La mostra presenterà al pubblico anche sculture come CavaloporPierrô e Casaporarroz, oltre a repliche di queste opere fuse in bronzo e alluminio e video diretti da Nuno Ramos e Eduardo Climachauska. Entrambi sono noti come 'doni', un concetto antropologico utilizzato da Nuno e sviluppato da Marcel Mauss che parla di scambi senza scopo di lucro nella società. “Uno scambio folle, proprio come la mostra, che è appunto uno scambio di elementi, senza necessariamente avere tra loro un'equivalenza. Opere che, dialogando tra loro, suggeriscono l'accumulo di significati”, ha affermato Nuno Ramos. La mostra Nuno Ramos è sponsorizzata da Banco Bradesco, Biolab Farmacêutica e Pirelli ed è visitabile gratuitamente fino al 18 ottobre.
NUNO RAMOS
Nuno Ramos è nato nel 1960 a San Paolo, dove vive e lavora. Laureato in filosofia all'Università di San Paolo, è pittore, disegnatore, scultore, scrittore, regista, scenografo e compositore. Ha iniziato a dipingere nel 1984, quando è entrato a far parte del gruppo di artisti dello studio Casa 7. Da allora espone regolarmente in Brasile e all'estero. Ha partecipato alla Biennale di Venezia del 1995, dove è stato l'artista rappresentativo del padiglione brasiliano, e alle Biennali Internazionali di San Paolo nel 1985, 1989, 1994 e 2010.

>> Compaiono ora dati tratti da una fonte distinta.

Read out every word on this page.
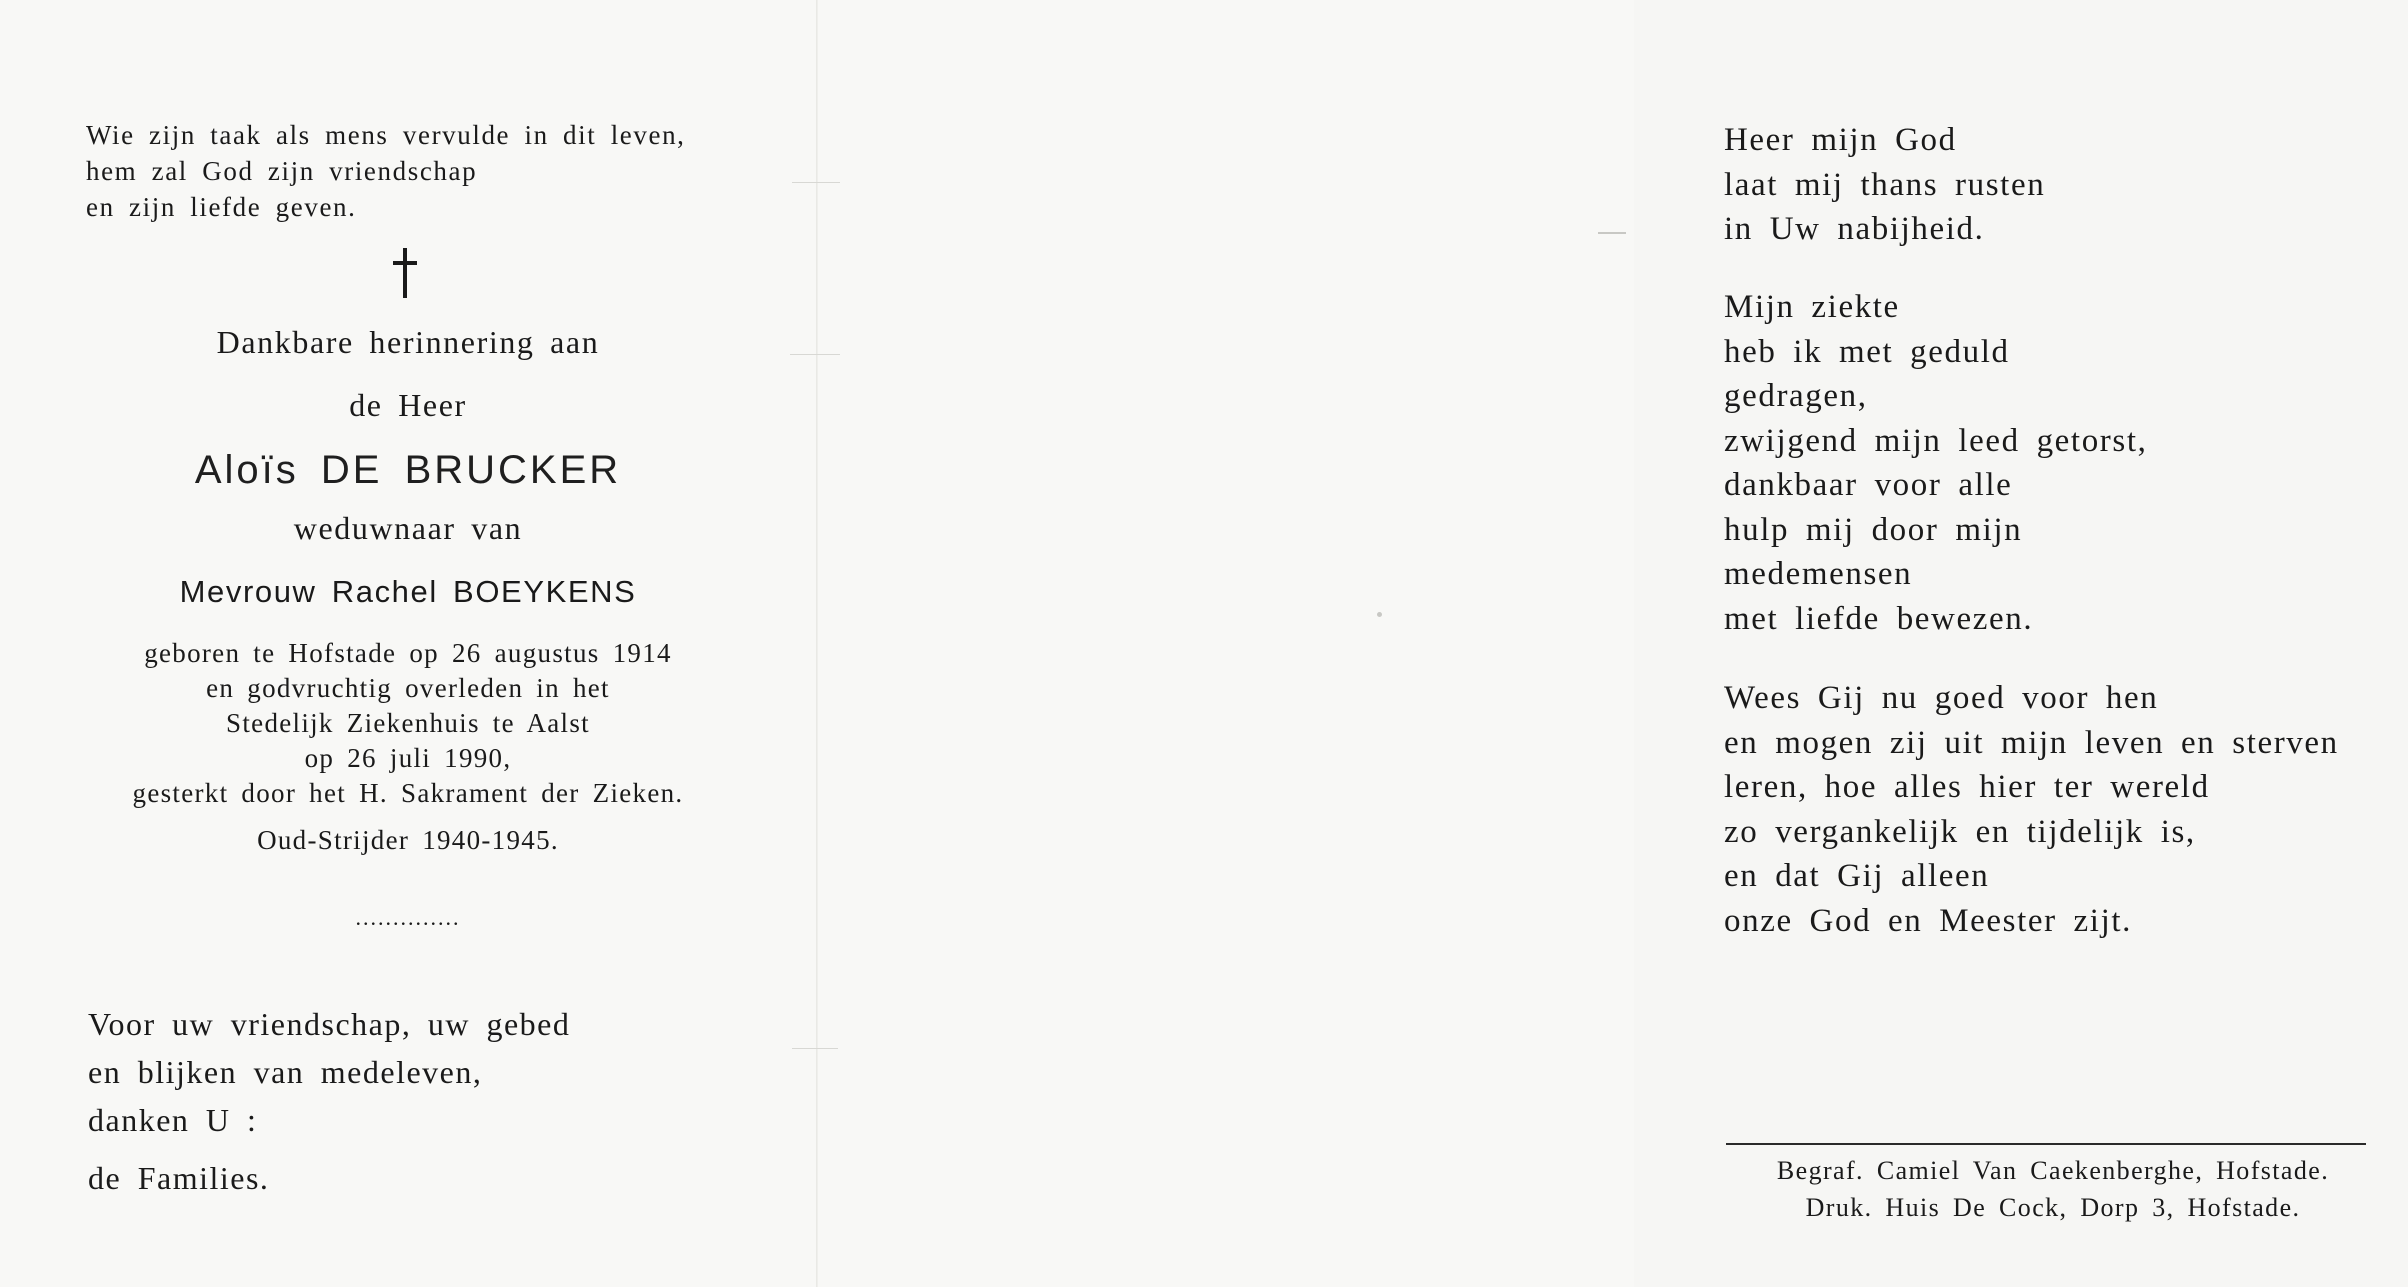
Wie zijn taak als mens vervulde in dit leven,
hem zal God zijn vriendschap
en zijn liefde geven.
Dankbare herinnering aan
de Heer
Aloïs DE BRUCKER
weduwnaar van
Mevrouw Rachel BOEYKENS
geboren te Hofstade op 26 augustus 1914
en godvruchtig overleden in het
Stedelijk Ziekenhuis te Aalst
op 26 juli 1990,
gesterkt door het H. Sakrament der Zieken.
Oud-Strijder 1940-1945.
..............
Voor uw vriendschap, uw gebed
en blijken van medeleven,
danken U :
de Families.
Heer mijn God
laat mij thans rusten
in Uw nabijheid.
Mijn ziekte
heb ik met geduld
gedragen,
zwijgend mijn leed getorst,
dankbaar voor alle
hulp mij door mijn
medemensen
met liefde bewezen.
Wees Gij nu goed voor hen
en mogen zij uit mijn leven en sterven
leren, hoe alles hier ter wereld
zo vergankelijk en tijdelijk is,
en dat Gij alleen
onze God en Meester zijt.
Begraf. Camiel Van Caekenberghe, Hofstade.
Druk. Huis De Cock, Dorp 3, Hofstade.
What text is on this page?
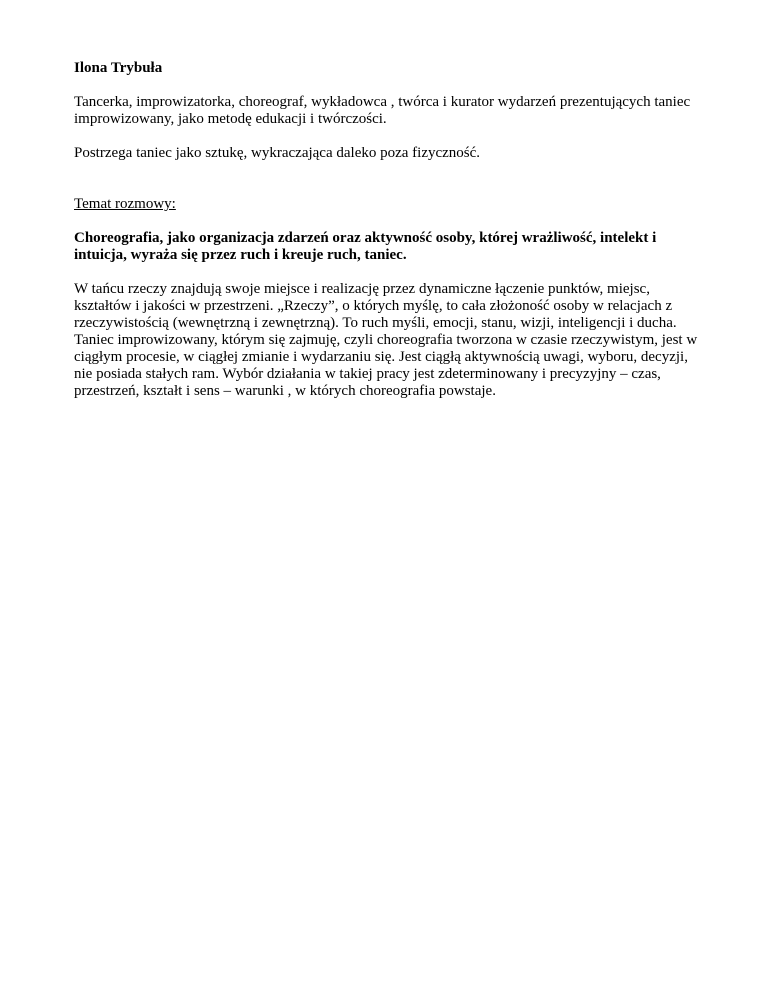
Ilona Trybuła

Tancerka, improwizatorka, choreograf, wykładowca , twórca i kurator wydarzeń prezentujących taniec improwizowany, jako metodę edukacji i twórczości.

Postrzega taniec jako sztukę, wykraczająca daleko poza fizyczność.

Temat rozmowy:

Choreografia, jako organizacja zdarzeń oraz aktywność osoby, której wrażliwość, intelekt i intuicja, wyraża się przez ruch i kreuje ruch, taniec.

W tańcu rzeczy znajdują swoje miejsce i realizację przez dynamiczne łączenie punktów, miejsc, kształtów i jakości w przestrzeni. „Rzeczy”, o których myślę, to cała złożoność osoby w relacjach z rzeczywistością (wewnętrzną i zewnętrzną). To ruch myśli, emocji, stanu, wizji, inteligencji i ducha. Taniec improwizowany, którym się zajmuję, czyli choreografia tworzona w czasie rzeczywistym, jest w ciągłym procesie, w ciągłej zmianie i wydarzaniu się. Jest ciągłą aktywnością uwagi, wyboru, decyzji, nie posiada stałych ram. Wybór działania w takiej pracy jest zdeterminowany i precyzyjny – czas, przestrzeń, kształt i sens – warunki , w których choreografia powstaje.
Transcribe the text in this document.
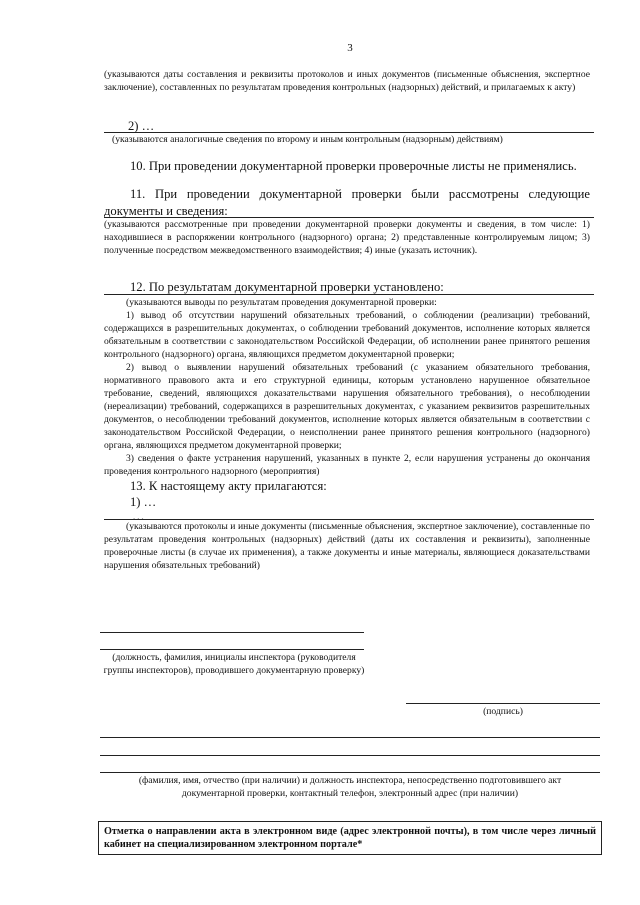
3
(указываются даты составления и реквизиты протоколов и иных документов (письменные объяснения, экспертное заключение), составленных по результатам проведения контрольных (надзорных) действий, и прилагаемых к акту)
2) …
(указываются аналогичные сведения по второму и иным контрольным (надзорным) действиям)
10. При проведении документарной проверки проверочные листы не применялись.
11. При проведении документарной проверки были рассмотрены следующие
документы и сведения:
(указываются рассмотренные при проведении документарной проверки документы и сведения, в том числе: 1) находившиеся в распоряжении контрольного (надзорного) органа; 2) представленные контролируемым лицом; 3) полученные посредством межведомственного взаимодействия; 4) иные (указать источник).
12. По результатам документарной проверки установлено:

(указываются выводы по результатам проведения документарной проверки:

1) вывод об отсутствии нарушений обязательных требований, о соблюдении (реализации) требований, содержащихся в разрешительных документах, о соблюдении требований документов, исполнение которых является обязательным в соответствии с законодательством Российской Федерации, об исполнении ранее принятого решения контрольного (надзорного) органа, являющихся предметом документарной проверки;

2) вывод о выявлении нарушений обязательных требований (с указанием обязательного требования, нормативного правового акта и его структурной единицы, которым установлено нарушенное обязательное требование, сведений, являющихся доказательствами нарушения обязательного требования), о несоблюдении (нереализации) требований, содержащихся в разрешительных документах, с указанием реквизитов разрешительных документов, о несоблюдении требований документов, исполнение которых является обязательным в соответствии с законодательством Российской Федерации, о неисполнении ранее принятого решения контрольного (надзорного) органа, являющихся предметом документарной проверки;

3) сведения о факте устранения нарушений, указанных в пункте 2, если нарушения устранены до окончания проведения контрольного надзорного (мероприятия)

13. К настоящему акту прилагаются:
1) …
…

(указываются протоколы и иные документы (письменные объяснения, экспертное заключение), составленные по результатам проведения контрольных (надзорных) действий (даты их составления и реквизиты), заполненные проверочные листы (в случае их применения), а также документы и иные материалы, являющиеся доказательствами нарушения обязательных требований)

(должность, фамилия, инициалы инспектора (руководителя группы инспекторов), проводившего документарную проверку)
(подпись)
(фамилия, имя, отчество (при наличии) и должность инспектора, непосредственно подготовившего акт документарной проверки, контактный телефон, электронный адрес (при наличии)
Отметка о направлении акта в электронном виде (адрес электронной почты), в том числе через личный кабинет на специализированном электронном портале*
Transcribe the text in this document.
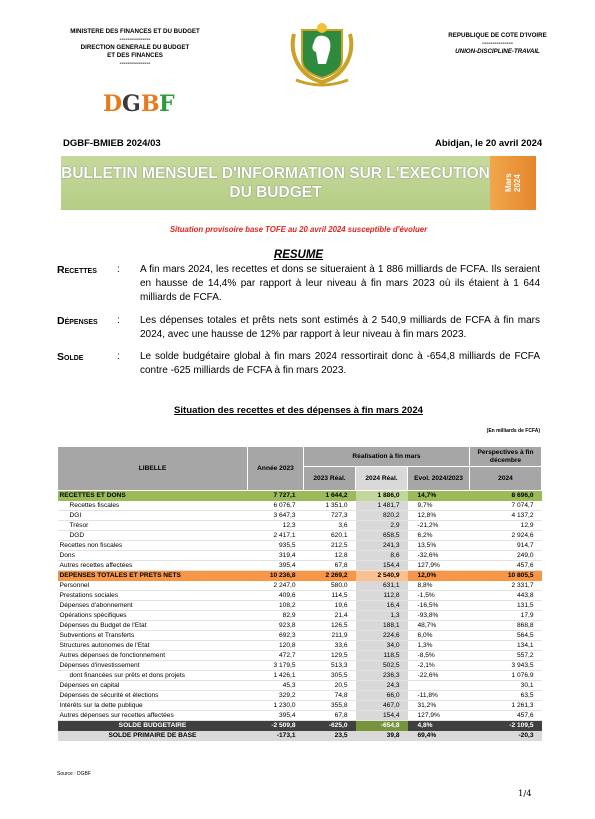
MINISTERE DES FINANCES ET DU BUDGET
---------------
DIRECTION GENERALE DU BUDGET
ET DES FINANCES
---------------
REPUBLIQUE DE COTE D'IVOIRE
---------------
UNION-DISCIPLINE-TRAVAIL
D G B F
DGBF-BMIEB 2024/03	Abidjan, le 20 avril 2024
BULLETIN MENSUEL D'INFORMATION SUR L'EXECUTION
DU BUDGET
Mars
2024
Situation provisoire base TOFE au 20 avril 2024 susceptible d'évoluer
RESUME
Recettes	:	A fin mars 2024, les recettes et dons se situeraient à 1 886 milliards de FCFA. Ils seraient en hausse de 14,4% par rapport à leur niveau à fin mars 2023 où ils étaient à 1 644 milliards de FCFA.
Dépenses	:	Les dépenses totales et prêts nets sont estimés à 2 540,9 milliards de FCFA à fin mars 2024, avec une hausse de 12% par rapport à leur niveau à fin mars 2023.
Solde	:	Le solde budgétaire global à fin mars 2024 ressortirait donc à -654,8 milliards de FCFA contre -625 milliards de FCFA à fin mars 2023.
Situation des recettes et des dépenses à fin mars 2024
(En milliards de FCFA)
LIBELLE	Année 2023	Réalisation à fin mars			Perspectives à fin décembre
		2023 Réal.	2024 Réal.	Evol. 2024/2023	2024
RECETTES ET DONS	7 727,1	1 644,2	1 886,0	14,7%	8 696,0
Recettes fiscales	6 076,7	1 351,0	1 481,7	9,7%	7 074,7
DGI	3 647,3	727,3	820,2	12,8%	4 137,2
Trésor	12,3	3,6	2,9	-21,2%	12,9
DGD	2 417,1	620,1	658,5	6,2%	2 924,6
Recettes non fiscales	935,5	212,5	241,3	13,5%	914,7
Dons	319,4	12,8	8,6	-32,6%	249,0
Autres recettes affectées	395,4	67,8	154,4	127,9%	457,6
DEPENSES TOTALES ET PRETS NETS	10 236,8	2 269,2	2 540,9	12,0%	10 805,5
Personnel	2 247,0	580,0	631,1	8,8%	2 331,7
Prestations sociales	409,6	114,5	112,8	-1,5%	443,8
Dépenses d'abonnement	108,2	19,6	16,4	-16,5%	131,5
Opérations spécifiques	82,9	21,4	1,3	-93,8%	17,9
Dépenses du Budget de l'Etat	923,8	126,5	188,1	48,7%	868,8
Subventions et Transferts	692,3	211,9	224,6	6,0%	564,5
Structures autonomes de l'Etat	120,8	33,6	34,0	1,3%	134,1
Autres dépenses de fonctionnement	472,7	129,5	118,5	-8,5%	557,2
Dépenses d'investissement	3 179,5	513,3	502,5	-2,1%	3 943,5
dont financées sur prêts et dons projets	1 426,1	305,5	236,3	-22,6%	1 076,9
Dépenses en capital	45,3	20,5	24,3		30,1
Dépenses de sécurité et élections	329,2	74,8	66,0	-11,8%	63,5
Intérêts sur la dette publique	1 230,0	355,8	467,0	31,2%	1 261,3
Autres dépenses sur recettes affectées	395,4	67,8	154,4	127,9%	457,6
SOLDE BUDGETAIRE	-2 509,8	-625,0	-654,8	4,8%	-2 109,5
SOLDE PRIMAIRE DE BASE	-173,1	23,5	39,8	69,4%	-20,3
Source : DGBF
1/4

Come scrittore ha pubblicato Sermões (2015), Junco (2011), O Mau Vidraceiro (2010), Ó (2008), Ensaio Geral (2007), O Pão do Corvo (2001) e Cujo (1993). Come regista, ha sceneggiato e co-diretto con Clima, nel 2002, i cortometraggi Luz negra (ParaNelson 1) e Two hours (ParaNelson 1). Nel 2004 ha sceneggiato e diretto il cortometraggio Alvorada. Con Clima e Gustavo Moura, ha sceneggiato e co-diretto il cortometraggio Casco, sempre nel 2004, e Iluminai os terreiros, nel 2006. Nuno è anche un compositore e ha registrato opere di Romulo Froes, Nina Becker, Clima, Mariana Aidar , tra gli altri. Nel 2009 e nel 2011 ha ricevuto il Portugal Telecom Literature Prize rispettivamente per Ó e Junco. Nel 2006 ha vinto il Grant Award della Barnett and Annalee Newman Foundation.